DSA Final Project (2016 Spring)
Due date: 2016/06/30 23:59:59
English Preposition Usage Checker
Outlines
Slides & recordings
Before proceed to problem definition, you might want to see my recording first. (Note that I've updated some of the slides for clarification after the recording.)
Problem definition
Sometimes it is hard for a non-native English speaker to determine the right preposition in an English sentence. To emphasized problem solving for real-world problems, in this project, we shall create an English preposition usage checker based on a slim version of Google's Web 1T dataset.
For simplicity, we shall only consider the most common 20 prepositions, including of, to, in, for, with, on, at, by, from, up, about, than, after, before, down, between, under, since, without, near. See here for more details.
The general procedure for the task of preposition usage checker involves the following steps:
- Generate a candidate set of extended queries based on the given query.
- Compute the frequency of each element in the candidate set.
- List top-10 candidates (with nonzero frequencies) based on descending order of the frequency. (If the size of the candidate set is less than 10, then list all of them.)

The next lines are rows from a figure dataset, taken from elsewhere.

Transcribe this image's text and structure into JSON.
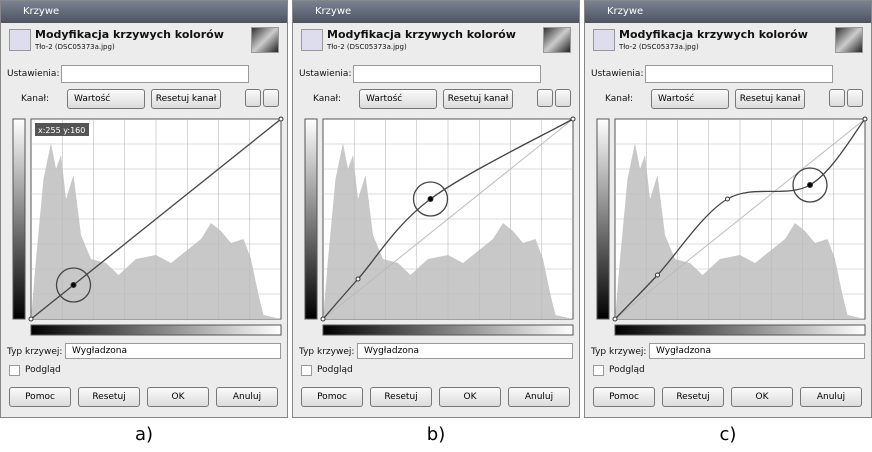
{
  "dialog": {
    "window_title": "Krzywe",
    "heading": "Modyfikacja krzywych kolorów",
    "subtitle": "Tło-2 (DSC05373a.jpg)",
    "presets_label": "Ustawienia:",
    "channel_label": "Kanał:",
    "channel_value": "Wartość",
    "reset_channel": "Resetuj kanał",
    "curve_type_label": "Typ krzywej:",
    "curve_type_value": "Wygładzona",
    "preview": "Podgląd",
    "buttons": [
      "Pomoc",
      "Resetuj",
      "OK",
      "Anuluj"
    ]
  },
  "panels": [
    {
      "caption": "a)",
      "tooltip": "x:255 y:160"
    },
    {
      "caption": "b)"
    },
    {
      "caption": "c)"
    }
  ]
}
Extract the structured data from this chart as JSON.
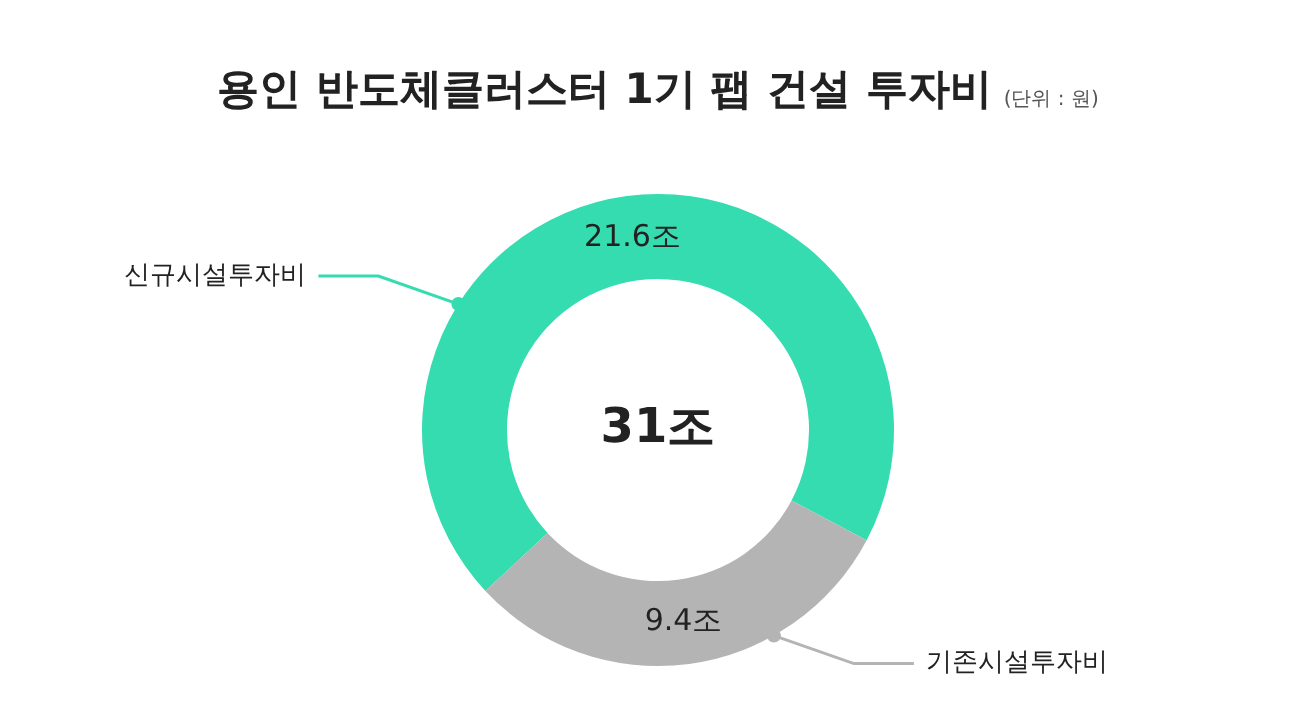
{
  "chart_data": {
    "type": "donut",
    "title": "용인 반도체클러스터 1기 팹 건설 투자비",
    "subtitle": "(단위 : 원)",
    "categories": [
      "신규시설투자비",
      "기존시설투자비"
    ],
    "values": [
      21.6,
      9.4
    ],
    "colors": [
      "#34dcb0",
      "#b4b4b4"
    ],
    "value_labels": [
      "21.6조",
      "9.4조"
    ],
    "annotations": [
      "31조"
    ],
    "legend": false
  }
}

We shall generate the candidate set based on the following two rules:
- If the input query does not contain any preposition, such as "go listen music", then EDITa set is defined by insertion only:
- Insert: "x go listen music", "go x listen music", "go listen x music", and "go listen music x", where x is an inserted preposition.

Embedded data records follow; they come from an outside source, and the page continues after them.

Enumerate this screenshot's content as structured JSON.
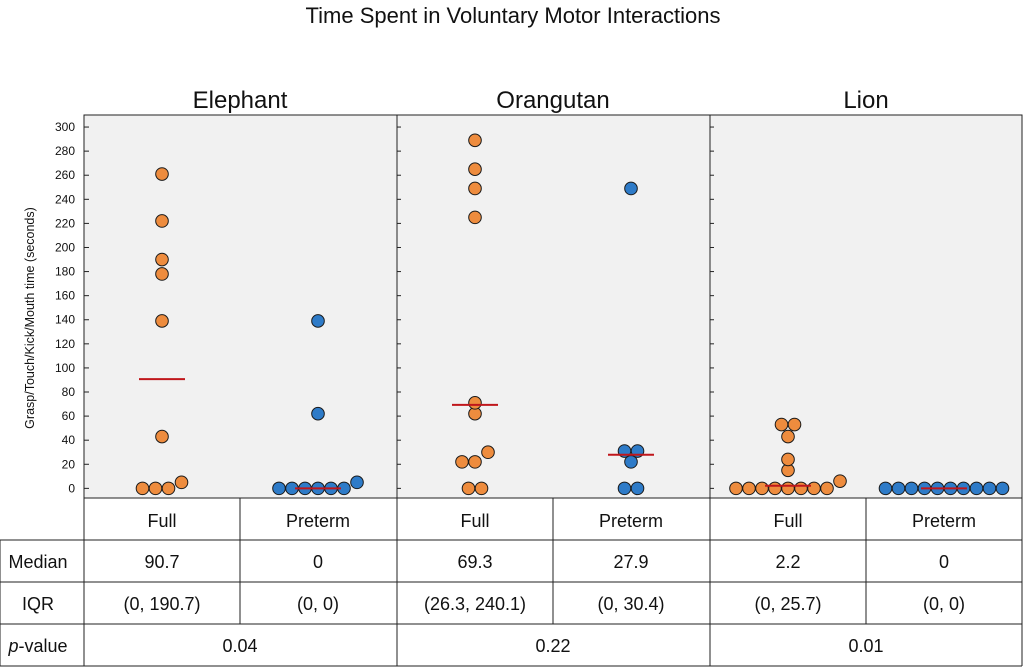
{
  "chart_data": {
    "type": "scatter",
    "title": "Time Spent in Voluntary Motor Interactions",
    "ylabel": "Grasp/Touch/Kick/Mouth time (seconds)",
    "ylim": [
      -8,
      310
    ],
    "yticks": [
      0,
      20,
      40,
      60,
      80,
      100,
      120,
      140,
      160,
      180,
      200,
      220,
      240,
      260,
      280,
      300
    ],
    "colors": {
      "full": "#EE8C3E",
      "preterm": "#2E7BC8",
      "median": "#C0161B",
      "panel_bg": "#F1F1F1"
    },
    "panels": [
      {
        "title": "Elephant",
        "groups": [
          {
            "name": "Full",
            "color_key": "full",
            "median": 90.7,
            "values": [
              0,
              0,
              0,
              5,
              43,
              139,
              178,
              190,
              222,
              261
            ]
          },
          {
            "name": "Preterm",
            "color_key": "preterm",
            "median": 0,
            "values": [
              0,
              0,
              0,
              0,
              0,
              0,
              5,
              62,
              139
            ]
          }
        ]
      },
      {
        "title": "Orangutan",
        "groups": [
          {
            "name": "Full",
            "color_key": "full",
            "median": 69.3,
            "values": [
              0,
              0,
              22,
              22,
              30,
              62,
              71,
              225,
              249,
              265,
              289
            ]
          },
          {
            "name": "Preterm",
            "color_key": "preterm",
            "median": 27.9,
            "values": [
              0,
              0,
              22,
              31,
              31,
              249
            ]
          }
        ]
      },
      {
        "title": "Lion",
        "groups": [
          {
            "name": "Full",
            "color_key": "full",
            "median": 2.2,
            "values": [
              0,
              0,
              0,
              0,
              0,
              0,
              0,
              0,
              6,
              15,
              24,
              43,
              53,
              53
            ]
          },
          {
            "name": "Preterm",
            "color_key": "preterm",
            "median": 0,
            "values": [
              0,
              0,
              0,
              0,
              0,
              0,
              0,
              0,
              0,
              0
            ]
          }
        ]
      }
    ]
  },
  "stats_table": {
    "row_labels": {
      "median": "Median",
      "iqr": "IQR",
      "pvalue_italic": "p",
      "pvalue_rest": "-value"
    },
    "group_labels": [
      "Full",
      "Preterm",
      "Full",
      "Preterm",
      "Full",
      "Preterm"
    ],
    "medians": [
      "90.7",
      "0",
      "69.3",
      "27.9",
      "2.2",
      "0"
    ],
    "iqrs": [
      "(0, 190.7)",
      "(0, 0)",
      "(26.3, 240.1)",
      "(0, 30.4)",
      "(0, 25.7)",
      "(0, 0)"
    ],
    "pvalues": [
      "0.04",
      "0.22",
      "0.01"
    ]
  }
}
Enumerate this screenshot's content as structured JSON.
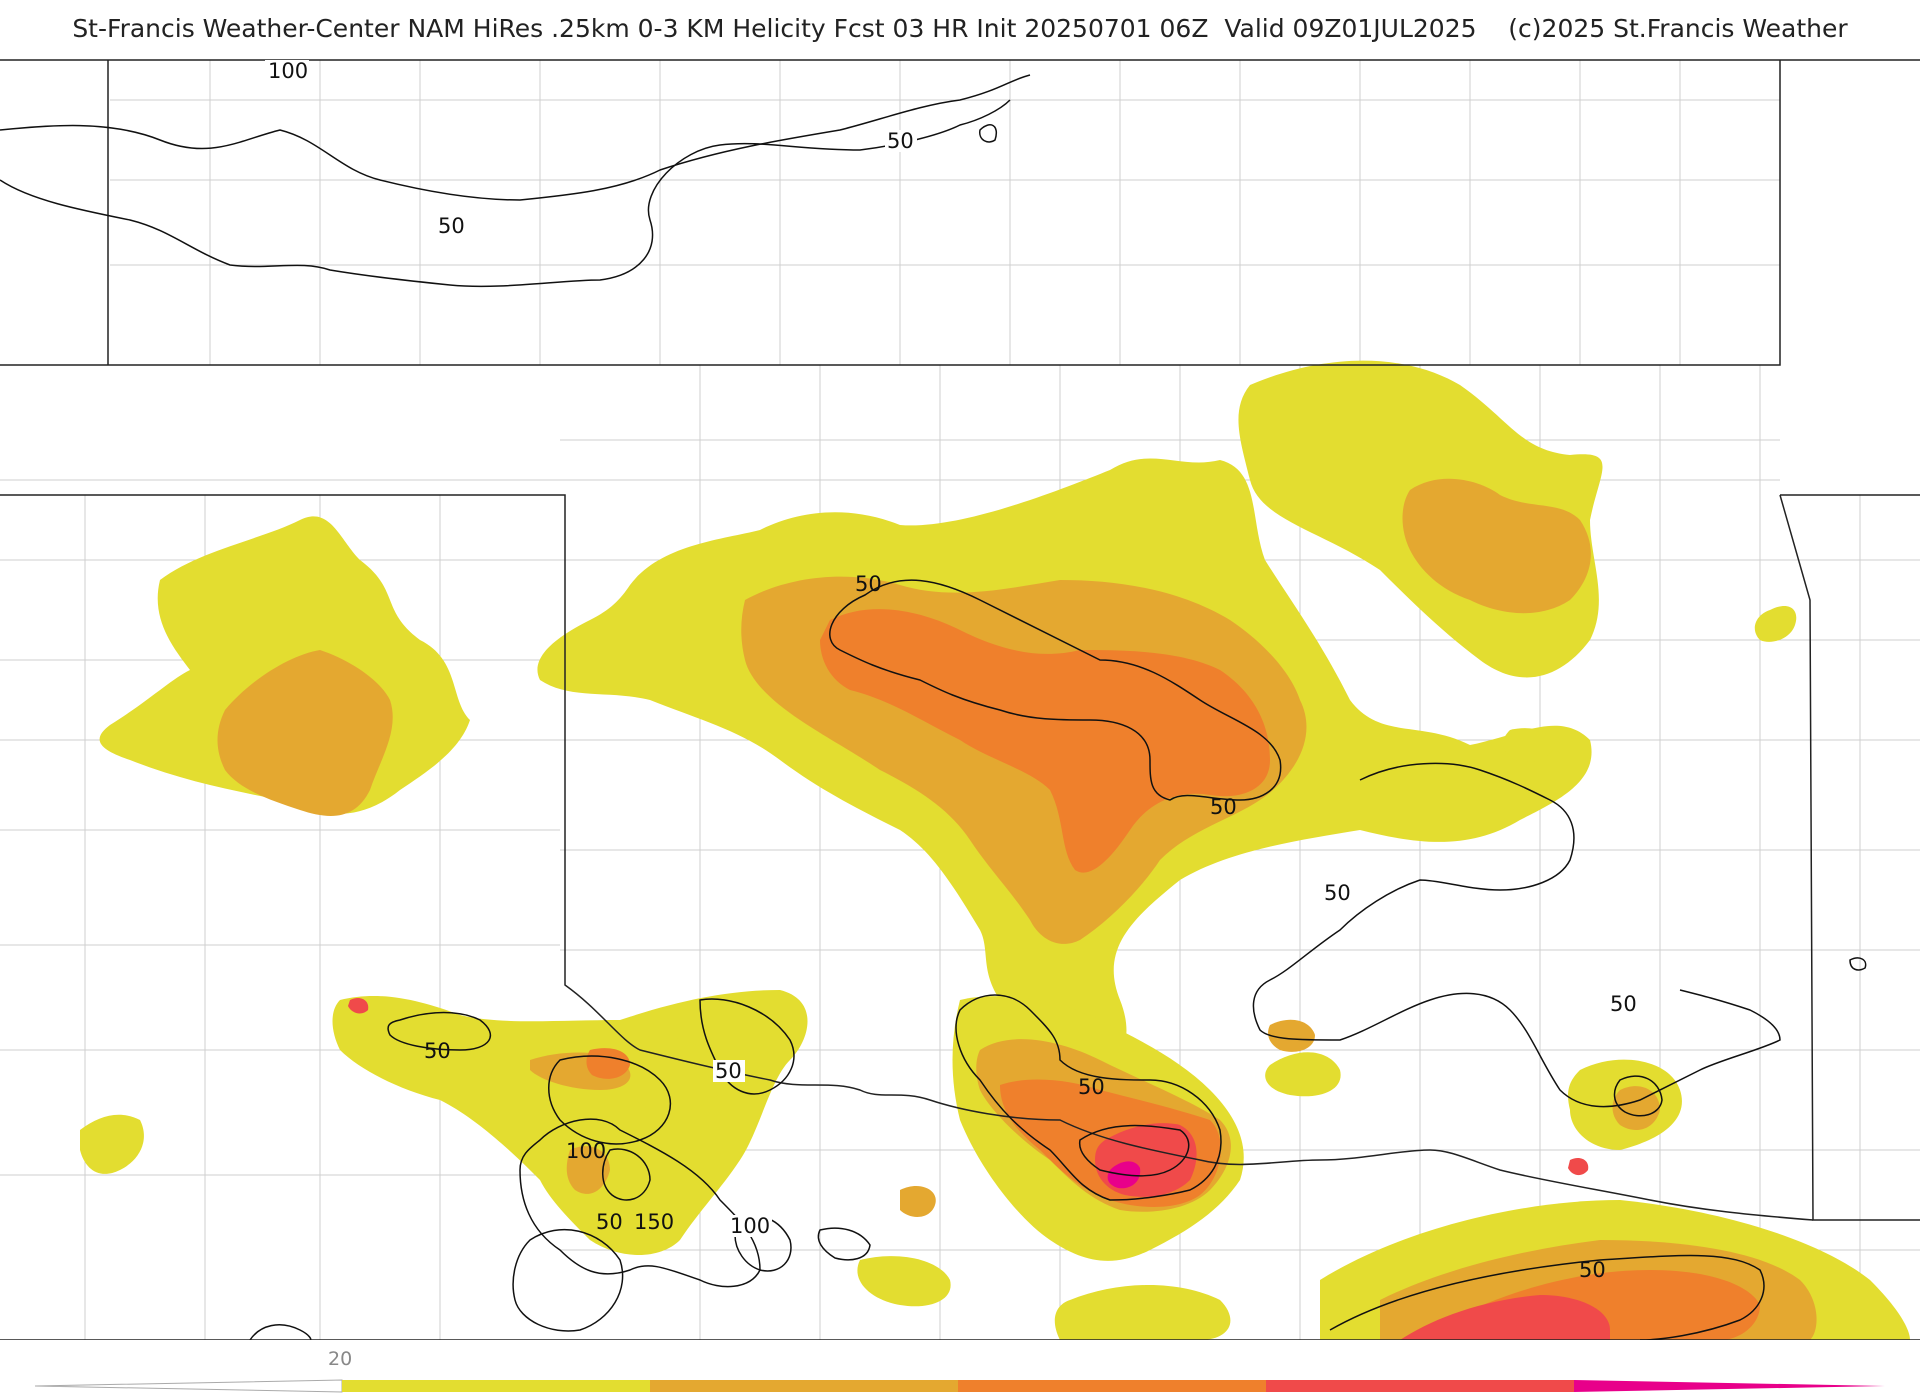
{
  "title": "St-Francis Weather-Center NAM HiRes .25km 0-3 KM Helicity Fcst 03 HR Init 20250701 06Z  Valid 09Z01JUL2025    (c)2025 St.Francis Weather",
  "colors": {
    "fill_20_50": "#e3dd30",
    "fill_50_100": "#e4a830",
    "fill_100_150": "#ef802c",
    "fill_150_200": "#f04a4a",
    "fill_200_plus": "#e8008a",
    "state_border": "#222222",
    "county_border": "#c8c8c8",
    "contour": "#111111"
  },
  "colorbar": {
    "tick_label": "20"
  },
  "contour_labels": {
    "l1": "100",
    "l2": "50",
    "l3": "50",
    "l4": "50",
    "l5": "50",
    "l6": "50",
    "l7": "50",
    "l8": "50",
    "l9": "50",
    "l10": "100",
    "l11": "50",
    "l12": "150",
    "l13": "100",
    "l14": "50",
    "l15": "50"
  }
}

Then the candidate set is defined by EDITa(EDITa(query))+EDITa(query)+query.
- If the input query does contain prepositions, such as "log in to check with", then we shall identify preposition sequences first. In the previous example, the preposition sequences are "in to" and "with". For a preposition sequence such as "in to", the EDITb set can be defined as follows:
- Insert: "x in to", "in x to", "in to x"
- Delete: "in", "to"
- substitute: "in x", "x to"
where x is one of the 20 aforementioned prepositions. Given the EDITb sets for all preposition sequences in a query, then the candidate set is defined as the Cartesian product of all the EDITb sets together with the original non-preposition words. (If you do not know what Cartesian product is, please check out my recording.)

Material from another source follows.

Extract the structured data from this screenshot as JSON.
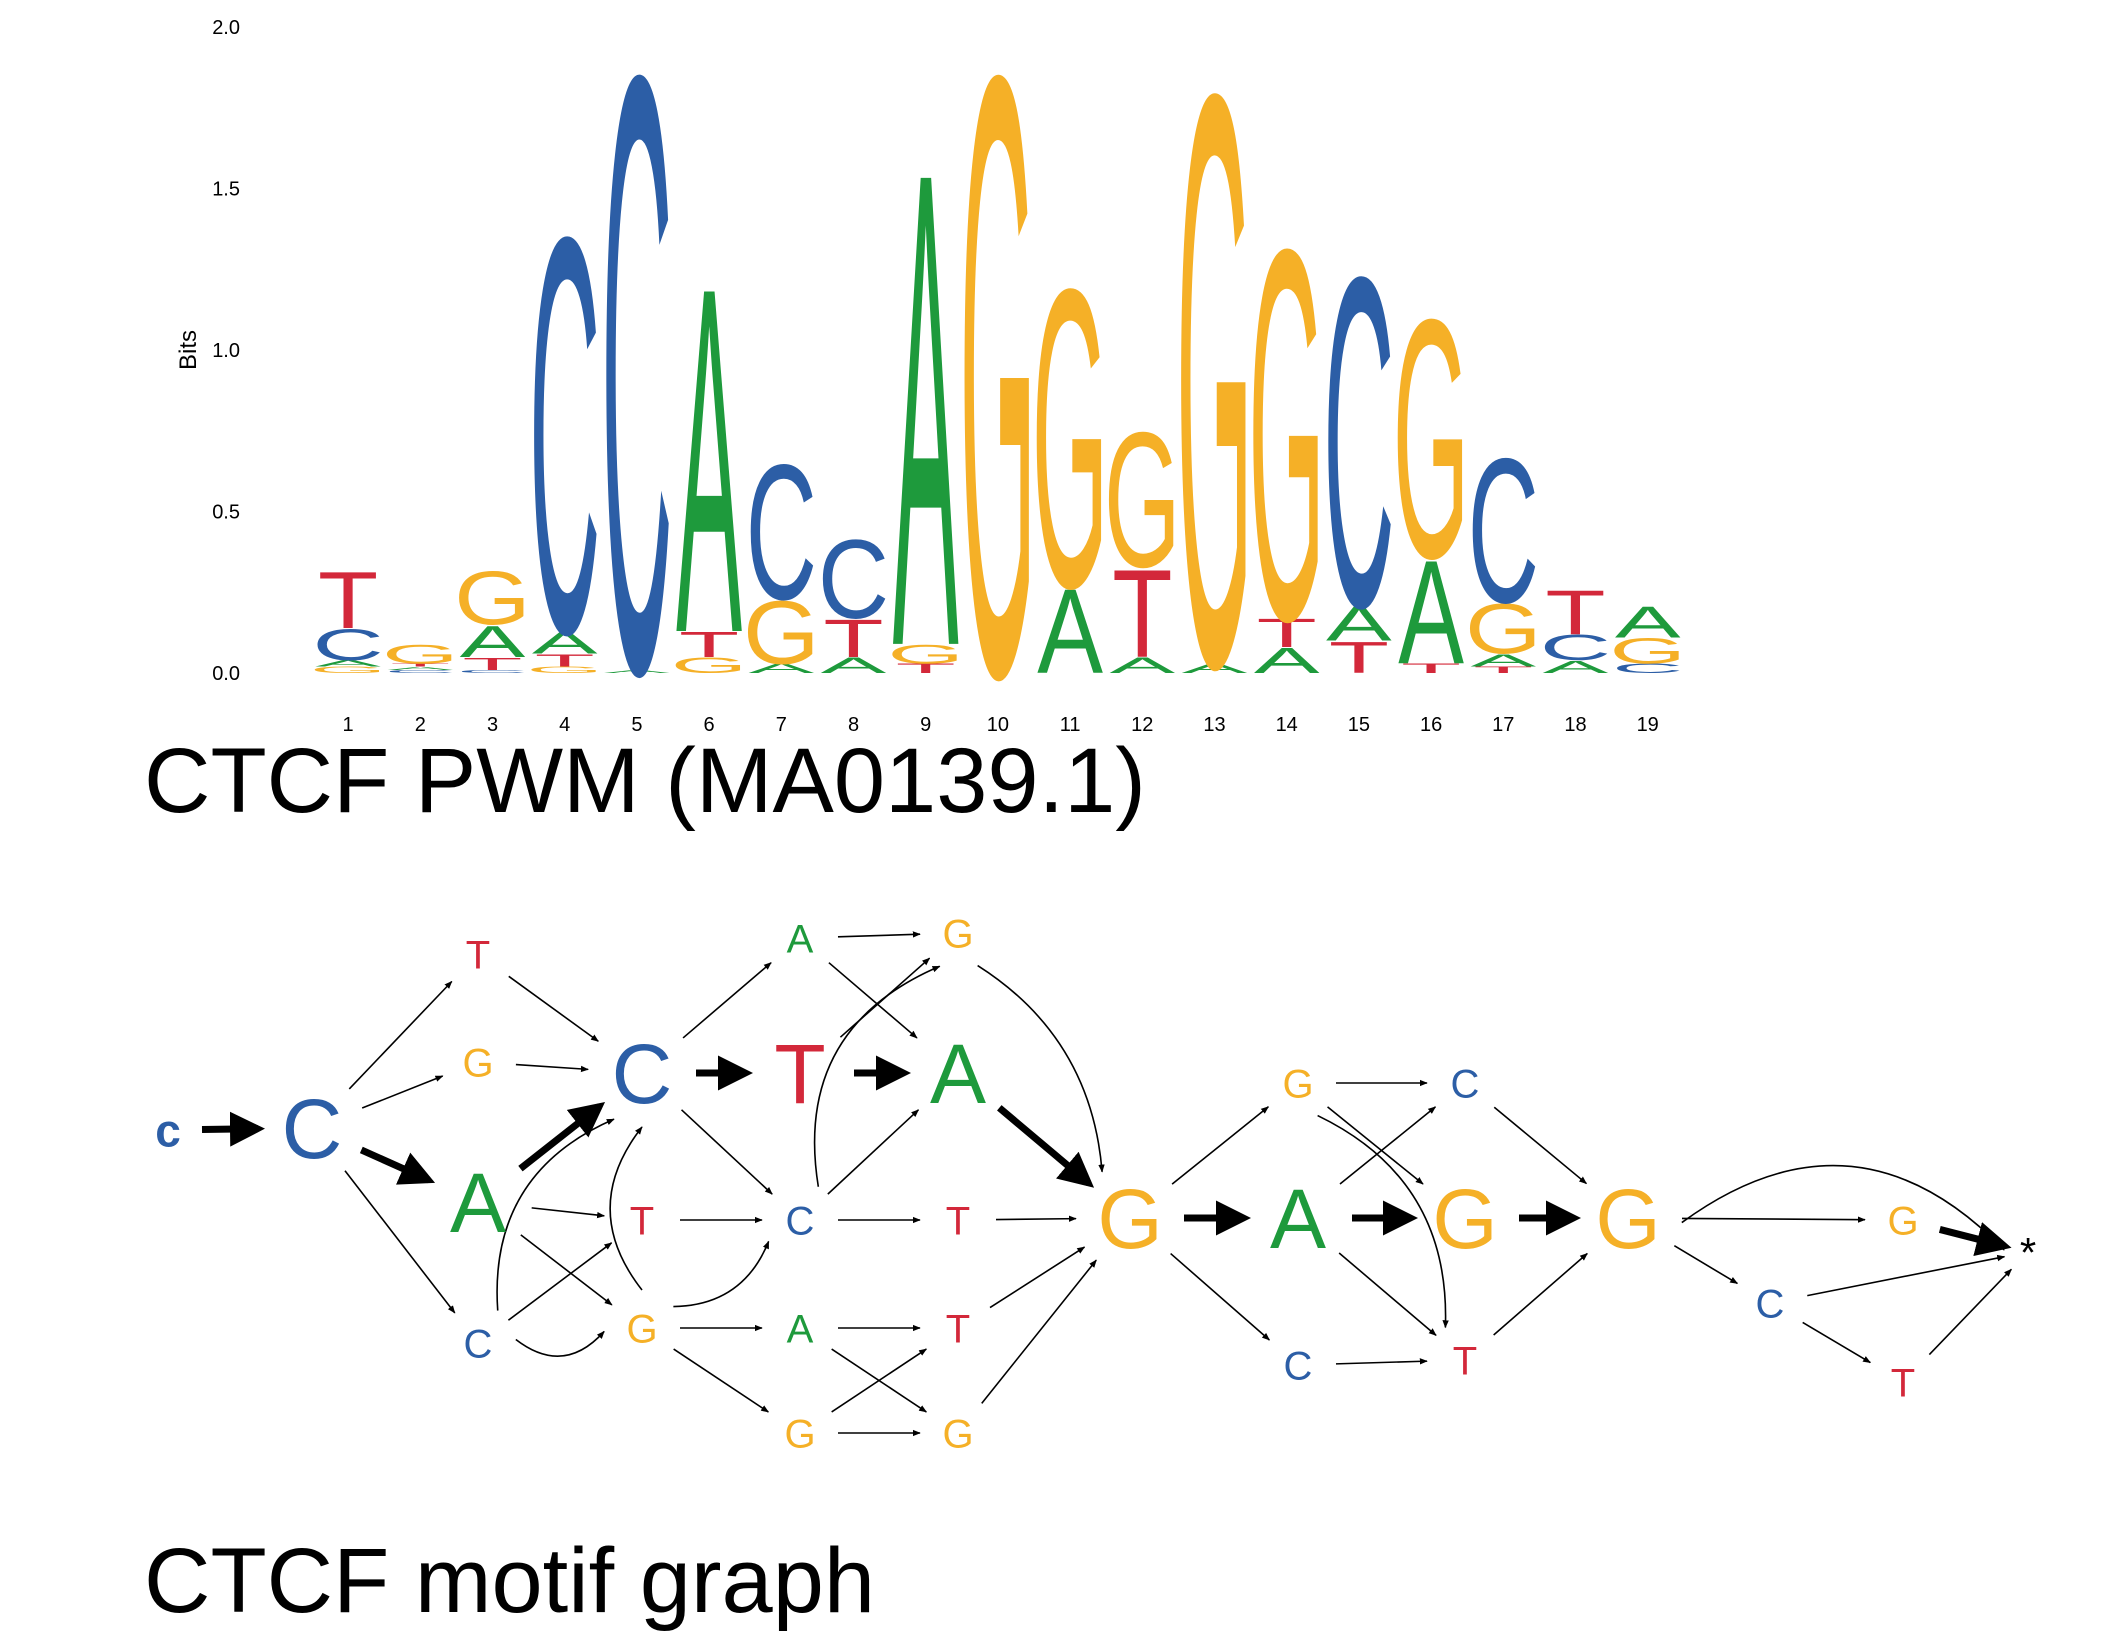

Remember that you also need to add the original query to the candidate set. Once we have the candidate set for the input query, we can use the slim version of Web 1T to obtain the corresponding frequency of each element of extended query. Our program should list the top-10 extended queries based on descending order of their frequencies.
Input/output formats
An typical example of input file is as follows:
have difficulty finding
angry at me
pleased at me
worry for cancer
The output file corresponding to the previous input file is shown next:
query: have difficulty finding
output: 3
have difficulty finding 30918
have difficulty in finding 4636
to have difficulty finding 1174
query: angry at me
output: 2
angry with me 60929
angry at me 24354
query: pleased at me
output: 3
pleased me 40402
pleased with me 10015
pleased for me 1067
query: worry for cancer
output: 1
worry about cancer 2120
Each output entry and its frequency are separated by a tab.
Requirements & suggestions
- For efficiency, the corpus should be stored in a hash table. However, you are welcome to use any other structures for the project, provided it is efficient for real-time response.
- More about Google's Web 1T dataset:
- You can safely assume the given query has no more than 100 characters.
- This number of queries in the hidden test set is also 1000.
- The extended queries should be listed based on the descending order of frequency. If the frequency is the same, then it should be listed based on alphabetic order (aka dictionary order) of the extended queries.
- The test set contain many queries. You will be awarded with a partial credit which is propertional to the number of queries that have been correctly answered.
- The correctness of your answer accounts for 75% of the final score. The other 25% is based on the speed of your program. In other words, the score can be expressed as 0.75*A + 25*(1-rankRatio)*(A/100), where A is the score (between 0 and 100, inclusively) based on the correctness of your program and rankRatio is the rank of speed divided by no. of students. (Note that the final formula will be adjusted if something unexpected happens to destroy the fairness of the original formula.)
- As usual...
- Your program should take the input from the standard input and send the output to the standard output.
- You can use any STL libraries.
- Remember to use "diff" to check if your output is the same as our test dataset.
Slim corpora from Google's Web 1T dataset
The original Google Web 1T dataset is too big to process for machines with limited memory. Hence we shall use a subset for this project, as shown next. These files are already available under /tmp2/dsa2016_project/ of linux1 to linux13.
Open test sets
Submission guidelines
- Please submit your code with GitHub just like homework, as described in the GitHub submission guide for DSA homework. You don't need to set any tag name for final project submission.
- Please also follow Yen-Chieh's instructions and his post on FB.
- Your directory structure (under GitHub repository) should be:
- project/*.{cpp, h}: Your source code.
- project/*.sh: Your shell scripts
- You have to make sure your code can be compiled and run on CSIE R217 linux machines.